After 17 months, Taiwan is still able to amaze me.
This morning I went for a bike ride. I rode through Taichung county from Cin Shuei to Shengang, taking the small country roads and narrow lanes. Those of you who have travelled those roads know that often you will suddenly come across a group of buildings among the rice fields and farms, like a small village.
It was on my return journey that I passed through such a village. A group of people was gathered at the side of the lane, in front of one of the houses. I was soon greeted with the all too familiar “Hello” with which the Taiwanese bombard foreigners. A woman motioned for me to stop. Oh great, I thought, you want to amaze your friends with your vast knowledge of the English language. As it turned out, my knowledge of the Chinese language is far greater than their knowledge of English. Unfortunately, my Chinese is limited to numbers and ordering milk tea, not at all helpful in this situation.
The woman who motioned for me to stop pointed to the house, pointed up, and said, “Bai bai. Bai bai.” I knew bai bai means prayer. Looking at all their smiling, hopeful, faces I hadn’t it in me to say no; although in truth I was hesitant as three hours on a bicycle tends to make me rather sweaty.
Having ascended the tall narrow stairway, I found myself on the on the top floor, where the bai bai was to take place. Upon the altar were offerings, inscence, candles, and statues of Buddha. Several stools for kneeling were set out before the altar.
The man officiating the service (whom I shall refer to hereafter as the priest) was dressed in a white robe. They asked me to write my name, which was then dutifully copied onto a sheet of rice paper with Chinese writing on it. This paper was then folded accordion-like and given to the priest.
It was time to begin. We all gathered around the altar. The priest knelt before the altar, on the front centre stool. The other men knelt upon the other stools. I stood at the back. The priest began praying. Hands were clasped, there was much kowtowing, standing and bowing, followed by more kowtowing; during which I was prompted several times to say my name. Then the rice paper bearing my name was burnt.

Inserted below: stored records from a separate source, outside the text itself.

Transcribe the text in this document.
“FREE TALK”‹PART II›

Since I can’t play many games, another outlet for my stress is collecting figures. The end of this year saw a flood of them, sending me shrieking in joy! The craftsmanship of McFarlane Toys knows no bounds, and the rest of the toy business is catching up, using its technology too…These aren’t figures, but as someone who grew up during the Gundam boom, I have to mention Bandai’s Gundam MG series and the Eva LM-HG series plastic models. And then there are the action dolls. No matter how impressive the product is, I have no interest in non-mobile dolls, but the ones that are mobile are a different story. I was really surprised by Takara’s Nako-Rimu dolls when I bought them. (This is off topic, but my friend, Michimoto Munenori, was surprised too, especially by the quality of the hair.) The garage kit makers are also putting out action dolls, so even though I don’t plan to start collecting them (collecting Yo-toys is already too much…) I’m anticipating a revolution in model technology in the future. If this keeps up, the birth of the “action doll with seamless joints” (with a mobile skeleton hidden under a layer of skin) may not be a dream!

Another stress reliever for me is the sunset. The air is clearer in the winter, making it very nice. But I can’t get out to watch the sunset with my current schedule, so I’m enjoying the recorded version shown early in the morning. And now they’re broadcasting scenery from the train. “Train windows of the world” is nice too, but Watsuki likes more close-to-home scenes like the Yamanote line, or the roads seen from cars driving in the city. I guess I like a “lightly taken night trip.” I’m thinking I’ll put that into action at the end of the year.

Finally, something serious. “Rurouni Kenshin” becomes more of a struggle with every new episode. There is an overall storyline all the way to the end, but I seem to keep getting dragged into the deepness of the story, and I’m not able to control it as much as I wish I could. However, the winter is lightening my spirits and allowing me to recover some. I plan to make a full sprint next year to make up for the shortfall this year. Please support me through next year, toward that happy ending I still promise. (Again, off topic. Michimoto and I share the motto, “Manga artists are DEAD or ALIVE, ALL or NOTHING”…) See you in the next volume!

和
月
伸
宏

All the men stood up and bowed. The priest removed himself to the side of the altar, facing Buddha. Another man positioned himself in before the altar, and I was motioned to take the position he had vacated. The priest began praying again. Prayer, response, prayer, response. The man before the altar burnt inscence. More bowing, followed by kowtowing, followed by bowing, followed by kowtowing. Again, several times I was prompted to say my name. Finally everyone stood and bowed. Was the service over? Not quite.
Now it was my turn to kneel before the altar. I was given three sticks of inscense. A man invoked something, I burnt one stick. Same for the second stick, and the third. More kowtowing. The same man got my attention and pointed at his mouth. Ah, I thought, he wants me to repeat what he says. I did the best I could, considering the difficulty I have with tones, and a cold that makes p, b, n, and m all sound alike when I speak. More kowtowing.
The priest motioned for me to repeat what he was about to say. This dialogue was much longer and, it seemed, more difficult to pronounce. Then the priest stood on my right. He invoked something, and pressed his thumb to the top of my nose, between the eyes. He stood behind me, invoked something and made hand gestures around my head. Then he returned to his place at the side of the altar. Prayer, response, and more kowtowing. We all stood and bowed.
The men retired to a discreet distance, and the women held their service, sans priest. One of the women officiated, although she didn’t wear vestments. With the women’s service over, the stools were put away, candles extinguished, email addresses exchanged, and everyone adjourned to the main floor for lunch.
We had a very nice lunch of noodles, fish, tofu, vegetables, and soup. As others started to leave, I took my cue and finished my lunch, thanked my host (it was the priest’s house), and said good-bye. He got up to see me to the door; and smiling, took my hand and shook it vigorously. I hopped back on my bike and resumed my journey.
Back among the farms and rice fields I contemplated this chance meeting, and wondered if I had inadvertantly converted to Buddhism. Kending couldn’t possibly have been as interesting. Just when I begin to think I’ve gotten all I’m going to get out of Taiwan, it surprises me with something completely off the wall.